Die marokkanischen Behörden gaben am Sonntagabend bekannt, dass sie wegen eines neuen Koronaausbruchs den Zugang zu einer Reihe von Großstädten gesperrt haben. Seit heute Abend darf niemand mehr in diese Städte hinein oder aus ihnen heraus. Dies sind die folgenden acht großen Städte: Meknès, Tanger, Marrakesch, Casablanca, Berrechid, Settat, Fès und Tetouan. Weitere Städte könnten folgen, wenn die Zahl der Coronavirus-Infektionen weiter steigt. 
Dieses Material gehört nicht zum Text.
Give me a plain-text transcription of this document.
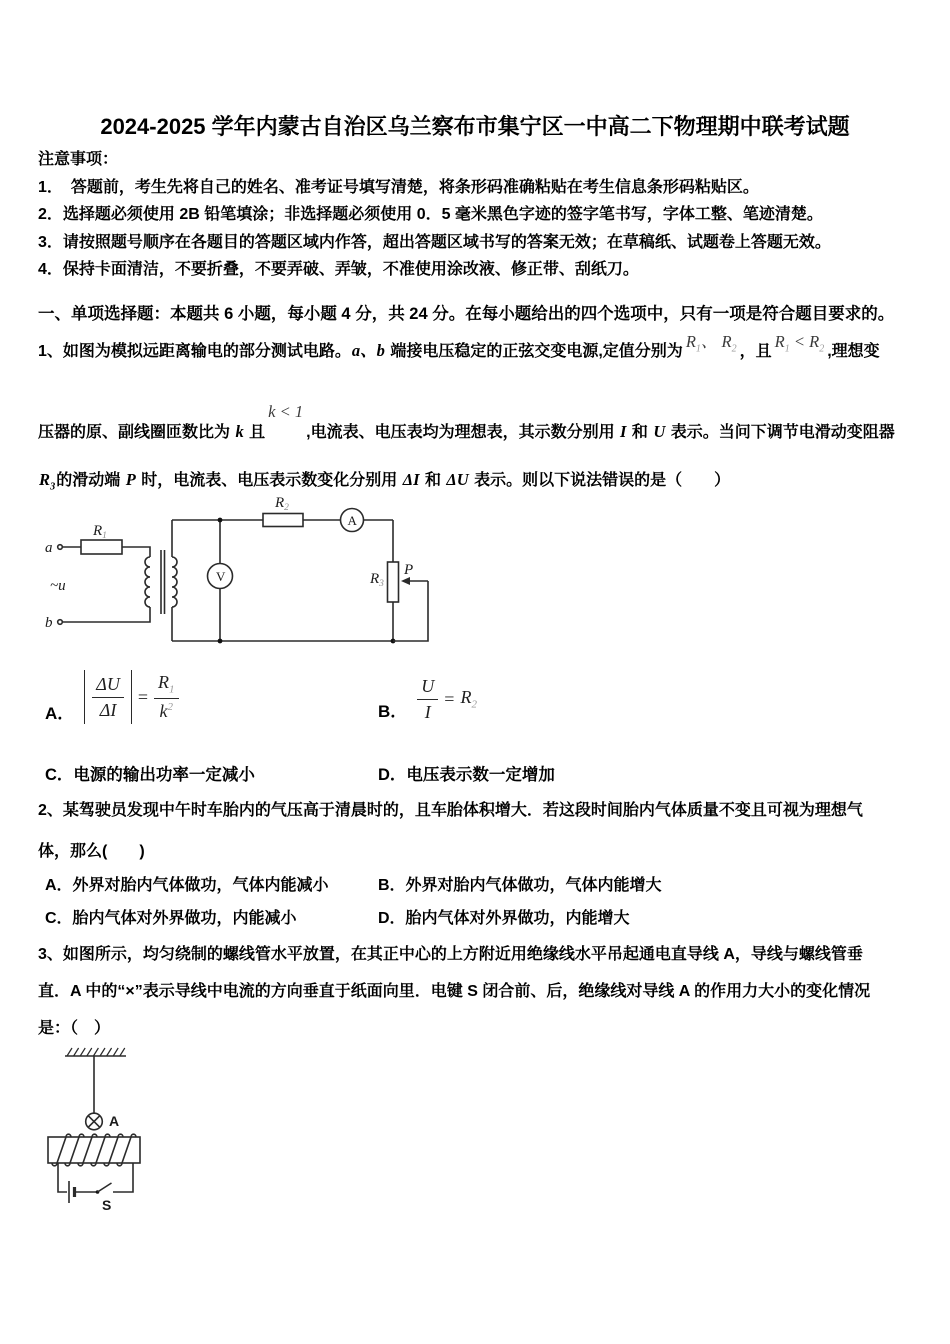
2024-2025 学年内蒙古自治区乌兰察布市集宁区一中高二下物理期中联考试题
注意事项：
1．　答题前，考生先将自己的姓名、准考证号填写清楚，将条形码准确粘贴在考生信息条形码粘贴区。
2．选择题必须使用 2B 铅笔填涂；非选择题必须使用 0．5 毫米黑色字迹的签字笔书写，字体工整、笔迹清楚。
3．请按照题号顺序在各题目的答题区域内作答，超出答题区域书写的答案无效；在草稿纸、试题卷上答题无效。
4．保持卡面清洁，不要折叠，不要弄破、弄皱，不准使用涂改液、修正带、刮纸刀。
一、单项选择题：本题共 6 小题，每小题 4 分，共 24 分。在每小题给出的四个选项中，只有一项是符合题目要求的。
1、如图为模拟远距离输电的部分测试电路。a、b 端接电压稳定的正弦交变电源,定值分别为$R_1$、 $R_2$ ，且$R_1 < R_2$ ,理想变
压器的原、副线圈匝数比为 k 且k < 1,电流表、电压表均为理想表，其示数分别用 I 和 U 表示。当问下调节电滑动变阻器
$R_3$的滑动端 P 时，电流表、电压表示数变化分别用 ΔI 和 ΔU 表示。则以下说法错误的是（　　）
a
~u
b
$R_1$
$R_2$
V
A
$R_3$
P
A． $\frac{\Delta U}{\Delta I} = \frac{R_1}{k^2}$	B． $\frac{U}{I} = R_2$
C．电源的输出功率一定减小	D．电压表示数一定增加
2、某驾驶员发现中午时车胎内的气压高于清晨时的，且车胎体积增大．若这段时间胎内气体质量不变且可视为理想气
体，那么(　　)
A．外界对胎内气体做功，气体内能减小	B．外界对胎内气体做功，气体内能增大
C．胎内气体对外界做功，内能减小	D．胎内气体对外界做功，内能增大
3、如图所示，均匀绕制的螺线管水平放置，在其正中心的上方附近用绝缘线水平吊起通电直导线 A，导线与螺线管垂
直．A 中的“×”表示导线中电流的方向垂直于纸面向里．电键 S 闭合前、后，绝缘线对导线 A 的作用力大小的变化情况
是：（　）
A
S
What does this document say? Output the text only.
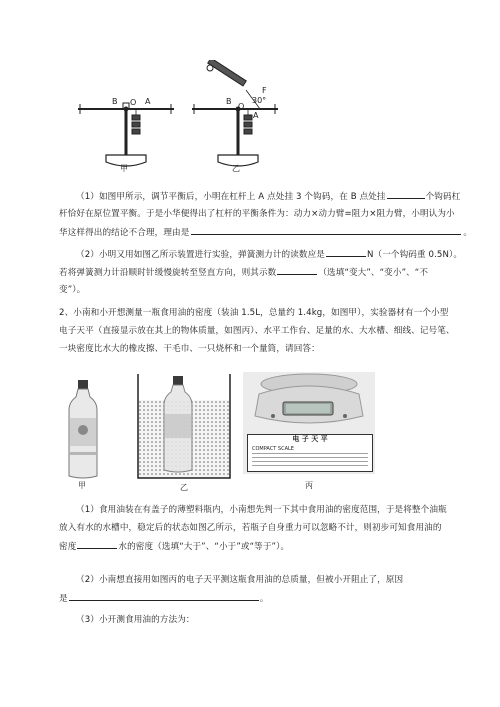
B O A	B
O
30°
F
A
甲	乙
（1）如图甲所示，调节平衡后，小明在杠杆上 A 点处挂 3 个钩码，在 B 点处挂	个钩码杠
杆恰好在原位置平衡。于是小华便得出了杠杆的平衡条件为：动力×动力臂=阻力×阻力臂，小明认为小
华这样得出的结论不合理，理由是	。
（2）小明又用如图乙所示装置进行实验，弹簧测力计的读数应是	N（一个钩码重 0.5N）。
若将弹簧测力计沿顺时针缓慢旋转至竖直方向，则其示数	（选填“变大”、“变小”、“不
变”）。
2、小南和小开想测量一瓶食用油的密度（装油 1.5L，总量约 1.4kg，如图甲），实验器材有一个小型
电子天平（直接显示放在其上的物体质量，如图丙）、水平工作台、足量的水、大水槽、细线、记号笔、
一块密度比水大的橡皮擦、干毛巾、一只烧杯和一个量筒，请回答：
甲	乙
电 子 天 平
COMPACT SCALE
丙
（1）食用油装在有盖子的薄塑料瓶内，小南想先判一下其中食用油的密度范围，于是将整个油瓶
放入有水的水槽中，稳定后的状态如图乙所示，若瓶子自身重力可以忽略不计，则初步可知食用油的
密度	水的密度（选填“大于”、“小于”或“等于”）。
（2）小南想直接用如图丙的电子天平测这瓶食用油的总质量，但被小开阻止了，原因
是	。
（3）小开测食用油的方法为：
Gestern gab es in Marokko ungefähr 633 Personen, die positiv auf das Coronavirus getestet wurden. Dies ist eine Rekordzahl, und dies ist auch der Grund für die Regierung, einige große Städte zu verprügeln. Diese Schließung der Städte gestern verursachte enorme Menschenmengen auf den marokkanischen Straßen, die Bewohner versuchten, rechtzeitig nach Hause zu kommen. An einer Mautstation zwischen Rabat und Casablanca gab es laut Berichten in den sozialen Medien eine Linie von zwei Kilometern. Für die Beförderung von und nach diesen Städten wurden eine Reihe von Ausnahmen für den Transport wesentlicher Güter und Personen gemacht, die die Genehmigung der örtlichen Behörden erhalten haben und im Besitz einer Reisegenehmigung sind. 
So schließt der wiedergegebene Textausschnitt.